Quand j’ai pris mes fonctions, je ne connaissais pas l’AFEST. C’est Florence, Consultante RH pour UIMM LYON CONSEIL et référente AFEST, qui m’a présenté le dispositif, initié avec ma prédécesseuse. J’en ai tout de suite perçu l’intérêt. Nos opérateurs travaillent sur des machines très spécifiques, qu’on ne retrouve pas dans les formations classiques.
Nous produisons à partir de bobines de 80 mètres, avec plus de 600 références à la clé : chaque ruban doit être coupé à la bonne longueur, avec la denture adaptée à chaque client. Jusqu’alors, la transmission se faisait de manière orale, par le chef d’atelier. Mais cela générait des écarts d’interprétation, des erreurs en production, une faible polyvalence… Et dès qu’un opérateur s’absentait, c’était toute la chaîne qui pouvait se gripper.
Nous avions besoin de formaliser nos savoir-faire pour fiabiliser les gestes métier et rendre notre organisation plus résiliente.
Comment avez-vous structuré le parcours de formation ?
Le travail s’est fait à plusieurs : Florence, notre chef d’atelier, un ancien chef d’atelier aujourd’hui commercial, et moi-même. C’est essentiel de croiser les regards pour aboutir à un référentiel clair, réaliste et partagé. Trois opérateurs ont suivi cette première session de formation.
Tout a commencé par une analyse fine du poste de coupe. Elle a permis de faire émerger les éléments clés, tant en matière d’organisation que de compétences. Sur cette base, nous avons bâti un parcours de formation structuré, avec un planning adapté à la montée en compétences des opérateurs.
Avec l’appui de Florence, nous avons conçu un guide de formation sur mesure, intégrant gestes techniques et subtilités jusque-là transmises oralement.
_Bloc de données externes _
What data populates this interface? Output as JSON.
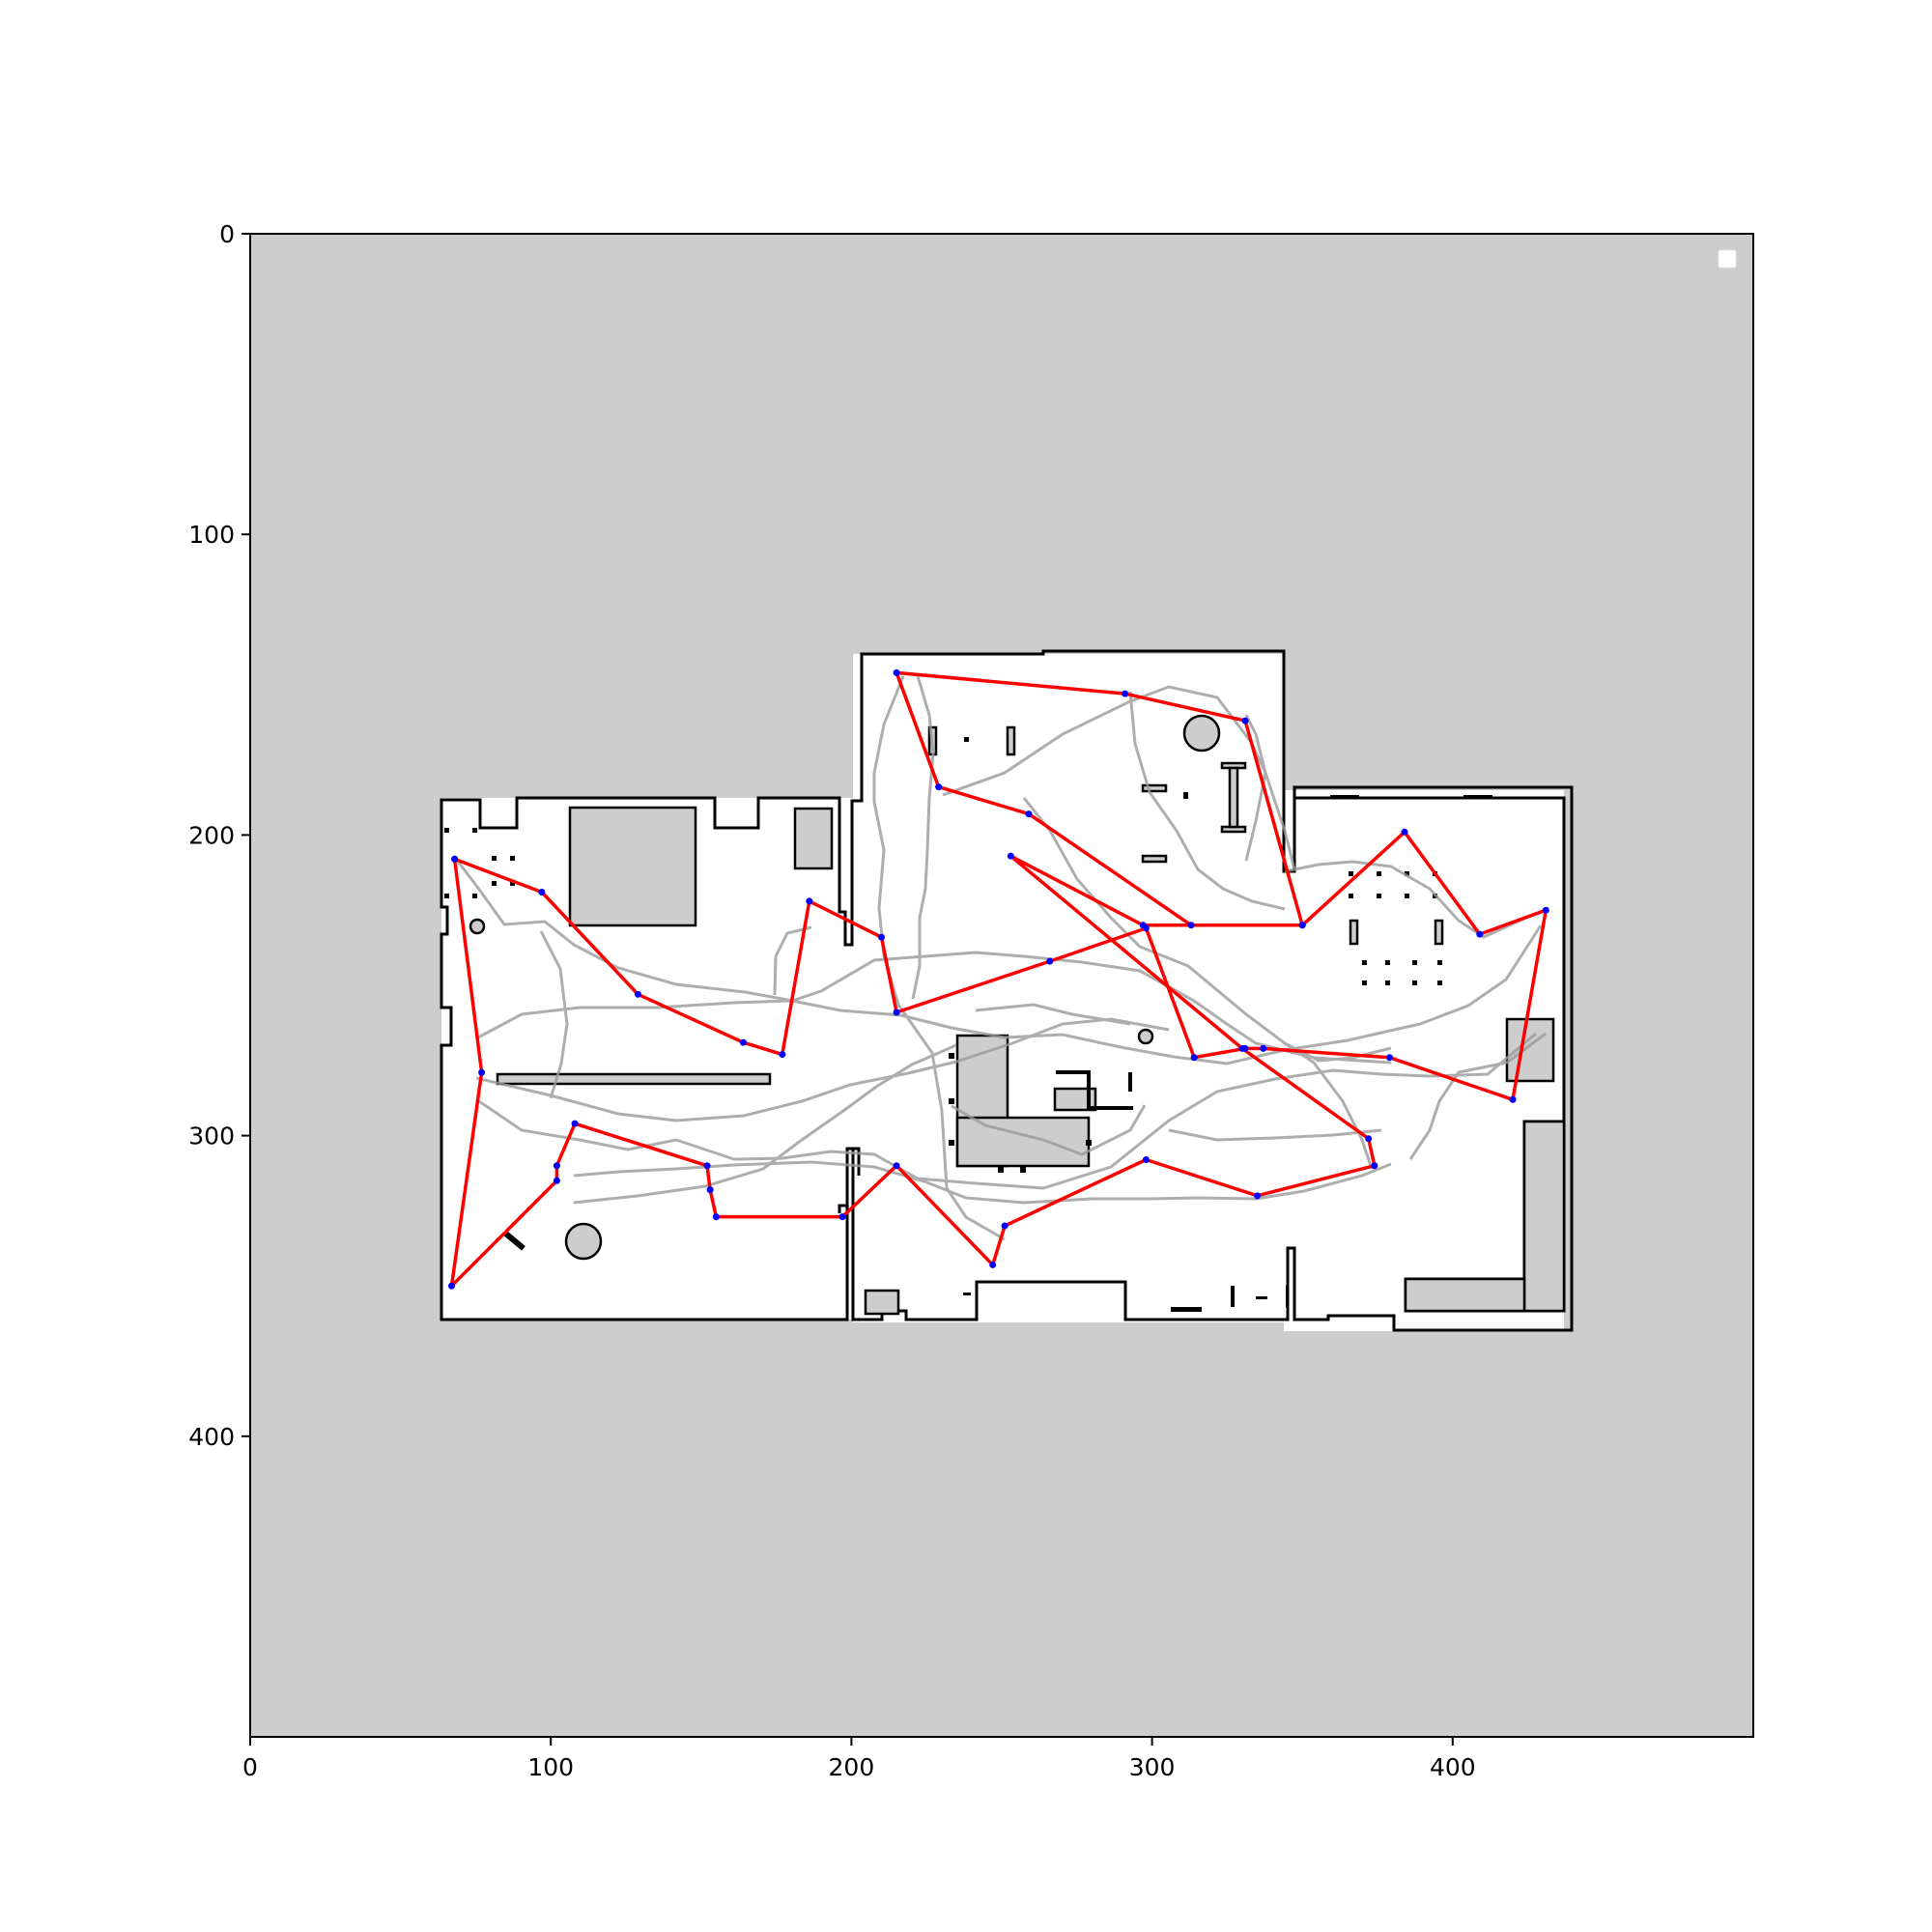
{
  "figure": {
    "type": "occupancy-grid-map-with-paths",
    "colors": {
      "background": "#ffffff",
      "unknown": "#cdcdcd",
      "free": "#ffffff",
      "walls": "#000000",
      "explored_paths": "#999999",
      "route": "#ff0000",
      "waypoints": "#0000ff",
      "legend_box": "#ffffff"
    },
    "legend": {
      "placement": "top-right",
      "entries": []
    }
  },
  "chart_data": {
    "type": "map",
    "xlim": [
      0,
      500
    ],
    "ylim": [
      500,
      0
    ],
    "xticks": [
      0,
      100,
      200,
      300,
      400
    ],
    "yticks": [
      0,
      100,
      200,
      300,
      400
    ],
    "grid": false,
    "route": {
      "color": "#ff0000",
      "waypoints": [
        [
          68,
          208
        ],
        [
          97,
          219
        ],
        [
          129,
          253
        ],
        [
          164,
          269
        ],
        [
          177,
          273
        ],
        [
          186,
          222
        ],
        [
          210,
          234
        ],
        [
          215,
          259
        ],
        [
          266,
          242
        ],
        [
          298,
          231
        ],
        [
          314,
          274
        ],
        [
          331,
          271
        ],
        [
          337,
          271
        ],
        [
          379,
          274
        ],
        [
          420,
          288
        ],
        [
          431,
          225
        ],
        [
          409,
          233
        ],
        [
          384,
          199
        ],
        [
          350,
          230
        ],
        [
          313,
          230
        ],
        [
          259,
          193
        ],
        [
          229,
          184
        ],
        [
          215,
          146
        ],
        [
          291,
          153
        ],
        [
          331,
          162
        ],
        [
          350,
          230
        ],
        [
          297,
          230
        ],
        [
          253,
          207
        ],
        [
          330,
          271
        ],
        [
          372,
          301
        ],
        [
          374,
          310
        ],
        [
          335,
          320
        ],
        [
          298,
          308
        ],
        [
          251,
          330
        ],
        [
          247,
          343
        ],
        [
          215,
          310
        ],
        [
          197,
          327
        ],
        [
          155,
          327
        ],
        [
          153,
          318
        ],
        [
          152,
          310
        ],
        [
          108,
          296
        ],
        [
          102,
          310
        ],
        [
          102,
          315
        ],
        [
          67,
          350
        ],
        [
          77,
          279
        ],
        [
          68,
          208
        ]
      ]
    }
  }
}
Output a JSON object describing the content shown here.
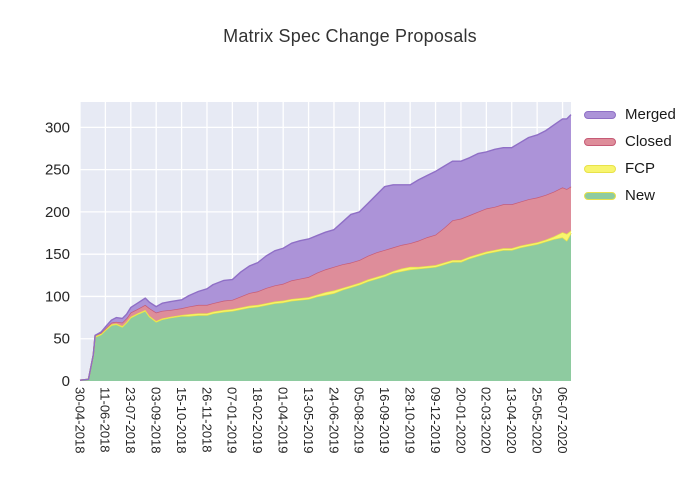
{
  "chart_data": {
    "type": "area",
    "stacked": true,
    "title": "Matrix Spec Change Proposals",
    "xlabel": "",
    "ylabel": "",
    "x_unit": "days since first tick (30-04-2018), ticks every 42 days",
    "xlim_days": [
      0,
      812
    ],
    "ylim": [
      0,
      330
    ],
    "yticks": [
      0,
      50,
      100,
      150,
      200,
      250,
      300
    ],
    "grid": true,
    "plot_background": "#e7eaf4",
    "gridline_color": "#ffffff",
    "legend_position": "right-top-outside",
    "legend_order": [
      "Merged",
      "Closed",
      "FCP",
      "New"
    ],
    "x_tick_interval_days": 42,
    "x_tick_labels": [
      "30-04-2018",
      "11-06-2018",
      "23-07-2018",
      "03-09-2018",
      "15-10-2018",
      "26-11-2018",
      "07-01-2019",
      "18-02-2019",
      "01-04-2019",
      "13-05-2019",
      "24-06-2019",
      "05-08-2019",
      "16-09-2019",
      "28-10-2019",
      "09-12-2019",
      "20-01-2020",
      "02-03-2020",
      "13-04-2020",
      "25-05-2020",
      "06-07-2020"
    ],
    "x_days": [
      0,
      14,
      22,
      25,
      35,
      42,
      52,
      60,
      70,
      77,
      84,
      95,
      108,
      115,
      126,
      136,
      150,
      168,
      180,
      196,
      210,
      220,
      238,
      252,
      266,
      280,
      294,
      308,
      322,
      336,
      350,
      364,
      378,
      392,
      406,
      420,
      434,
      448,
      462,
      476,
      490,
      504,
      518,
      532,
      546,
      560,
      574,
      588,
      602,
      616,
      630,
      644,
      658,
      672,
      686,
      700,
      714,
      728,
      742,
      756,
      770,
      784,
      798,
      805,
      812
    ],
    "series": [
      {
        "name": "New",
        "fill": "#8ecba0",
        "edge": "#e8e24a",
        "values": [
          1,
          2,
          30,
          52,
          55,
          60,
          66,
          67,
          64,
          69,
          75,
          79,
          83,
          76,
          70,
          73,
          75,
          77,
          77,
          78,
          78,
          80,
          82,
          83,
          85,
          87,
          88,
          90,
          92,
          93,
          95,
          96,
          97,
          100,
          102,
          104,
          108,
          111,
          114,
          118,
          121,
          124,
          128,
          130,
          132,
          133,
          134,
          135,
          138,
          141,
          141,
          145,
          148,
          151,
          153,
          155,
          155,
          158,
          160,
          162,
          165,
          168,
          170,
          166,
          175
        ]
      },
      {
        "name": "FCP",
        "fill": "#f8f56e",
        "edge": "#e8e24a",
        "values": [
          0,
          0,
          1,
          1,
          1,
          1,
          1,
          1,
          1,
          1,
          1,
          1,
          1,
          1,
          1,
          1,
          1,
          1,
          2,
          2,
          2,
          2,
          2,
          2,
          2,
          2,
          2,
          2,
          2,
          2,
          2,
          2,
          2,
          2,
          3,
          3,
          2,
          2,
          2,
          2,
          2,
          2,
          2,
          3,
          3,
          2,
          2,
          2,
          2,
          2,
          2,
          2,
          2,
          2,
          2,
          2,
          2,
          2,
          2,
          2,
          2,
          3,
          6,
          8,
          3
        ]
      },
      {
        "name": "Closed",
        "fill": "#de8d9a",
        "edge": "#c65b76",
        "values": [
          0,
          0,
          0,
          1,
          1,
          1,
          2,
          2,
          4,
          4,
          5,
          5,
          6,
          9,
          10,
          9,
          8,
          8,
          9,
          10,
          10,
          10,
          11,
          11,
          13,
          15,
          16,
          18,
          19,
          20,
          22,
          23,
          24,
          26,
          27,
          28,
          28,
          27,
          27,
          28,
          29,
          29,
          28,
          28,
          28,
          31,
          34,
          36,
          41,
          47,
          49,
          49,
          50,
          51,
          51,
          52,
          52,
          52,
          53,
          53,
          53,
          53,
          53,
          53,
          52
        ]
      },
      {
        "name": "Merged",
        "fill": "#ac93d8",
        "edge": "#8f6fc6",
        "values": [
          0,
          0,
          0,
          0,
          1,
          2,
          3,
          5,
          5,
          5,
          6,
          7,
          8,
          7,
          7,
          9,
          10,
          10,
          13,
          16,
          19,
          22,
          24,
          24,
          29,
          32,
          34,
          38,
          41,
          42,
          44,
          45,
          45,
          44,
          44,
          44,
          50,
          57,
          57,
          62,
          68,
          75,
          74,
          71,
          69,
          72,
          73,
          75,
          73,
          70,
          68,
          68,
          69,
          67,
          68,
          67,
          67,
          70,
          73,
          74,
          76,
          79,
          81,
          83,
          85
        ]
      }
    ]
  }
}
Ce document évolue au fil des retours terrain : il est vivant.
La partie théorique s’est faite en collectif, complétée par un positionnement individuel, des entretiens et un accompagnement progressif en situation de travail.
Les temps de réflexivité sont au cœur du dispositif : ils permettent aux opérateurs de prendre du recul, d’ancrer leurs apprentissages et de partager librement leurs difficultés, surtout lorsqu’ils sont accompagnés par une personne extérieure.
Chaque étape est formalisée dans un document de suivi – durée, contenu, temps passé – ce qui nous permet d’intégrer le parcours dans notre plan de développement des compétences. Cette traçabilité rend la démarche reproductible et professionnalise également le rôle du formateur en interne, qui développe une véritable posture pédagogique.
Quels outils concrets avez-vous mis en place suite à la formation ?
Nous avons repensé les postes de travail pour sécuriser les gestes. Désormais, les consignes essentielles sont affichées face aux machines. Le guide de formation reste accessible sur place.
Mais l’un des outils les plus efficaces, ce sont les gabarits que nous avons créés ensemble. Avant, il était difficile pour les opérateurs de valider visuellement la denture à couper. Aujourd’hui, ils peuvent comparer directement avec un échantillon placé sur le poste. Simple, peu coûteux, mais redoutablement efficace pour réduire les erreurs. Ce sont ces petits changements, multipliés, qui transforment durablement les pratiques.
Quels enseignements tirez-vous de cette première expérimentation ?
L’AFEST ne se limite pas à former : c’est un véritable levier d’amélioration continue. Elle structure, renforce, et valorise les savoirs de l’entreprise.
L’implication du dirigeant est essentielle pour embarquer les équipes et mener le projet à terme. Cela demande du temps, mais le résultat est au rendez-vous : nous avons gagné en robustesse organisationnelle et en qualité d’exécution.
Forts de cette première expérience, nous allons reproduire la démarche sur le poste de soudure. L’AFEST est un outil adaptable, reproductible, et parfaitement aligné avec les réalités industrielles. Elle nous permet de répondre à nos obligations de formation, de maîtriser nos coûts, tout en misant sur l’intelligence collective et le terrain.